Flushing Town Hall
Client: Flushing Council on Culture and Arts
Architect: Belmont Freeman Architects
Location: Flushing, NY
Size: 3,900 SF
Date Completed: 2014
Flushing Town Hall, an early Romanesque Revival building and a New York City Landmark, was built as the governmental center for the town of Flushing in 1862. Acquired by the Flushing Council on Culture and the Arts in 1991, the building now serves as a cultural center, with performances of classical and popular music and dance from various cultures, theater, art exhibitions, lectures, and educational programs for children and adults. The Art Gallery stages exhibits throughout the year. Live jazz concerts and cabaret performances are put on in the Great Hall, a theater that can be converted between typical auditorium seating and cabaret-style tables.
There are various conditions at Flushing Town Hall that prohibit the Flushing Council on Culture and the Arts from functioning fully and adequately.
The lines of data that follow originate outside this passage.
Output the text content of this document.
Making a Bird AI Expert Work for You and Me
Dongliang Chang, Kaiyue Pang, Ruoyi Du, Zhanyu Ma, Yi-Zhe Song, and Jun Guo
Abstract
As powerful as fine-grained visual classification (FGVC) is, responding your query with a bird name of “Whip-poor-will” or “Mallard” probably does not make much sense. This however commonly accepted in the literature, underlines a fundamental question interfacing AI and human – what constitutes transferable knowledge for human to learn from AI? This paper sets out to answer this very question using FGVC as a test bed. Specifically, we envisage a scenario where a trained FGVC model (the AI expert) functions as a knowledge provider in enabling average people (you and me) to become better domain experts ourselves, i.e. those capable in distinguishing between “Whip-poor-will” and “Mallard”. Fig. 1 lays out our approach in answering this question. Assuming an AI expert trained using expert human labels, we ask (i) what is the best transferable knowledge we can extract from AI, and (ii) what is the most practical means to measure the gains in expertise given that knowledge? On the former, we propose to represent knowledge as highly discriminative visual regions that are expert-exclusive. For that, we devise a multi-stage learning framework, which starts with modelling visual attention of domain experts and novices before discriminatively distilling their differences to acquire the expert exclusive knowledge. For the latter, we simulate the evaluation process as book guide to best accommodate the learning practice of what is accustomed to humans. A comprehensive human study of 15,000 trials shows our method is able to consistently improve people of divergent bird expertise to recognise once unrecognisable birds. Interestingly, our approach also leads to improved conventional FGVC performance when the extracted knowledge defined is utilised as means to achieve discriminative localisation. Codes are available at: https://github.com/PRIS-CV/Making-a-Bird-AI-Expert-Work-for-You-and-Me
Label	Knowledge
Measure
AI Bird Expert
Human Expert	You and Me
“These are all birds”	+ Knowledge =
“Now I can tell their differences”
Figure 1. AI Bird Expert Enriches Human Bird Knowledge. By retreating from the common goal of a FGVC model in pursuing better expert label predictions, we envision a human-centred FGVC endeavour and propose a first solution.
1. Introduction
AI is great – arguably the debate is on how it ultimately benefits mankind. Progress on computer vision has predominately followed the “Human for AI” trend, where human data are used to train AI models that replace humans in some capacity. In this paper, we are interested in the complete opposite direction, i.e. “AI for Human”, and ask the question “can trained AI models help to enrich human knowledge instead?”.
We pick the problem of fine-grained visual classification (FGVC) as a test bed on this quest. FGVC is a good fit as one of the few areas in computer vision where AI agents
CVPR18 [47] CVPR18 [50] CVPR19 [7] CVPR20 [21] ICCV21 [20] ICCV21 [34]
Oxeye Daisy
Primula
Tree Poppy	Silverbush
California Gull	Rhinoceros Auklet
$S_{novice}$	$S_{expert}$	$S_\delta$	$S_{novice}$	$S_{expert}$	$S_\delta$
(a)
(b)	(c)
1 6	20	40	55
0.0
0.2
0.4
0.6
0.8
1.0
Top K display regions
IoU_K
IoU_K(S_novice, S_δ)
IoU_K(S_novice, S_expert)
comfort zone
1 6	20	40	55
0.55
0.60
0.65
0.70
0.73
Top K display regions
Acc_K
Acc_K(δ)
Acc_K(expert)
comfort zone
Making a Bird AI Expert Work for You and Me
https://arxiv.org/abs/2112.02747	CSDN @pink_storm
As a cultural institution, the HVAC systems are required to produce a museum quality environment to support the art exhibits. However, the HVAC systems do not provide the temperature and humidity capability needed, limiting their efficacy. The flooring in the theater, as well as all flooring on the first level west of and including the corridor, has become worn to the point that its structural integrity and safety have come into question.
In order to make the necessary upgrades to the HVAC system, the DDC engaged Belmont Architects and JFK&M to do a preliminary investigation and study. JFK&M has replaced the existing HVAC system with new, more efficient equipment which increases performance and meets refrigeration codes. JFK&M has also replaced the control system with a new direct digital control system. The lighting in the town hall was upgraded, and a closed-circuit TV for security was installed.